Tudor Rose

Our late President, Lionel Green, told us in the past about Rose Hickman, daughter of wealthy Tudor merchant William Lock, who wrote her memoirs in 1610, at the age of 85. Though based in London, the family held a number of properties in Merton, and Rose spent part of her childhood here to escape the plague. The main part of these memoirs were published in May 1982 in the Bulletin of the Institute of Historical Research, and Lionel summarised them in his series of articles on the Lock family in our own Bulletin between September 1996 and March 1998 (119, 121, 123, 123).

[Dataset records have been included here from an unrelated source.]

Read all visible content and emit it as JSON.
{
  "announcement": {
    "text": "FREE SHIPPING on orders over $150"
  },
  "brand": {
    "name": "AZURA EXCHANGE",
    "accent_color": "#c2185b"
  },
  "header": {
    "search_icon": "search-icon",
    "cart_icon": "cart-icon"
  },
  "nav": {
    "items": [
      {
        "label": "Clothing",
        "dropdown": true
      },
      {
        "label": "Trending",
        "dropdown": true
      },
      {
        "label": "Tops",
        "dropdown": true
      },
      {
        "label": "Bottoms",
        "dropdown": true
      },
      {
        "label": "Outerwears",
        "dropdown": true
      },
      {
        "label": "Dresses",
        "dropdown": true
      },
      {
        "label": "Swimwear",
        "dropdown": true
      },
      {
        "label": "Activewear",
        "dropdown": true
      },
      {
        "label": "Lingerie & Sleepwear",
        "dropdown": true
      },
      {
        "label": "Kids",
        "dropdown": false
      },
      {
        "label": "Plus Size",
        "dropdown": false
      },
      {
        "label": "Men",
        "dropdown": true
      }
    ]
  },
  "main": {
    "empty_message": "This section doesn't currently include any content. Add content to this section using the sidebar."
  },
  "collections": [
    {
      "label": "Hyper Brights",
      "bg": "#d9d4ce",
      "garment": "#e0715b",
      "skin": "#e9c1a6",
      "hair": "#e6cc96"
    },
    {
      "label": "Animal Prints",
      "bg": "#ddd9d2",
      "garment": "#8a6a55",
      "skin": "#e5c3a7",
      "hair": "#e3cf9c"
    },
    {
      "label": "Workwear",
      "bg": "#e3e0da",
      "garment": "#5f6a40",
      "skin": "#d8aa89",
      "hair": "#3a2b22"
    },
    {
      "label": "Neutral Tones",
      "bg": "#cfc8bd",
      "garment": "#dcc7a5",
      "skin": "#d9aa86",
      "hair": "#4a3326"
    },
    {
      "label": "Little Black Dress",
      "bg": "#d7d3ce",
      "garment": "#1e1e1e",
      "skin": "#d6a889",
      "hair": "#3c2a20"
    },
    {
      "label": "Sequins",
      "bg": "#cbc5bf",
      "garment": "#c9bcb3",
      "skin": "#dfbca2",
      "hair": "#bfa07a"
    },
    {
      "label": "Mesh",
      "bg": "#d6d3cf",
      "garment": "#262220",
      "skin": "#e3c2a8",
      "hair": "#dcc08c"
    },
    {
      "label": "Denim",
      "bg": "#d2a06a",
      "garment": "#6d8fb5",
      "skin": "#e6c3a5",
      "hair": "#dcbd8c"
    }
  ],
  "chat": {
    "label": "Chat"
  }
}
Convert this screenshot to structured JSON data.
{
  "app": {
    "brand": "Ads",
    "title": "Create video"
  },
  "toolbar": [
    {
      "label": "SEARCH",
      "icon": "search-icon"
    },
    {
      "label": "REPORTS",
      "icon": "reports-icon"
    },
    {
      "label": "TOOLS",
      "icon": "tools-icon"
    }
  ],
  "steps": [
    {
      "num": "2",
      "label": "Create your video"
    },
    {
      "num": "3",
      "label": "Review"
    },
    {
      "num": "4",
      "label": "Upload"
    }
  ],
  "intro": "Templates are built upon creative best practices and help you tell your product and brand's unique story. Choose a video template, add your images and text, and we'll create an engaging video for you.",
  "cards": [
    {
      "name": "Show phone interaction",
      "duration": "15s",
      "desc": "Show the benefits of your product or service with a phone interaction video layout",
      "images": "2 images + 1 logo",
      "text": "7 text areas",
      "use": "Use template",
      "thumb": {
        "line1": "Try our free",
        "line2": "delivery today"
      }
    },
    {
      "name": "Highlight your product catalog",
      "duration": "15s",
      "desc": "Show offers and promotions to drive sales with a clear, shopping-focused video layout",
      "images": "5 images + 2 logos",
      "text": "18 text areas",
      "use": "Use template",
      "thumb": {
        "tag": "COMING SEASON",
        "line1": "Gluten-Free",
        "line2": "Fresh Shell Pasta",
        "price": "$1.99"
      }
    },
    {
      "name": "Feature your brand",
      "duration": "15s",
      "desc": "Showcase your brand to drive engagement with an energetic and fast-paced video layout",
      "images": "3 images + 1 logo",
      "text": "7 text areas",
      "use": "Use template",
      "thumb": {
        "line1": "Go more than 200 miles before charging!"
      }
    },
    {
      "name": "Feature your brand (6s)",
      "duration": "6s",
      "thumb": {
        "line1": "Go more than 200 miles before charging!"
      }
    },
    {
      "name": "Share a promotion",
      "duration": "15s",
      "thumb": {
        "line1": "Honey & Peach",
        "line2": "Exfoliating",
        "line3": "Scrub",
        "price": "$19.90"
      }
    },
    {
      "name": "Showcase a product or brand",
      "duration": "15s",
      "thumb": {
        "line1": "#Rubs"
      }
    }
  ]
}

Now novelist Sue Allan, a member of our Society, who also spent her childhood in Merton, has based her latest novel on Rose’s story, as recounted in her memoirs and other contemporary documents, albeit with the novelist’s privilege of filling in the ‘missing threads’ from her own imagination. In Tudor Rose, Sue tells a fascinating story of a family secretly reading banned Protestant literature during the reign of Henry VIII, facing imprisonment for sheltering fellow-believers during Mary’s persecutions, later joining other Protestants in exile on the Continent, and then, in Elizabeth’s reign, struggling to maintain their Puritan beliefs against the demands of the established church.

Sue has also published a companion volume to her novel, Lady Rose Hickman – Her Life and Family, recounting the facts on which the novel is based, which is delightfully illustrated by portraits of Rose and her family, mostly at Gainsborough Old Hall in Lincolnshire, where Rose spend the last 17 years of her life.

Tudor Rose (ISBN 978 1 906070 09 0) costs £9.98 including postage, and Lady Rose Hickman (ISBN 978 1 906070 10 6) £11.49, both from Domtom Publishing, Edward House, Marchants Way, Burgess Hill, West Sussex, RH15 8QY.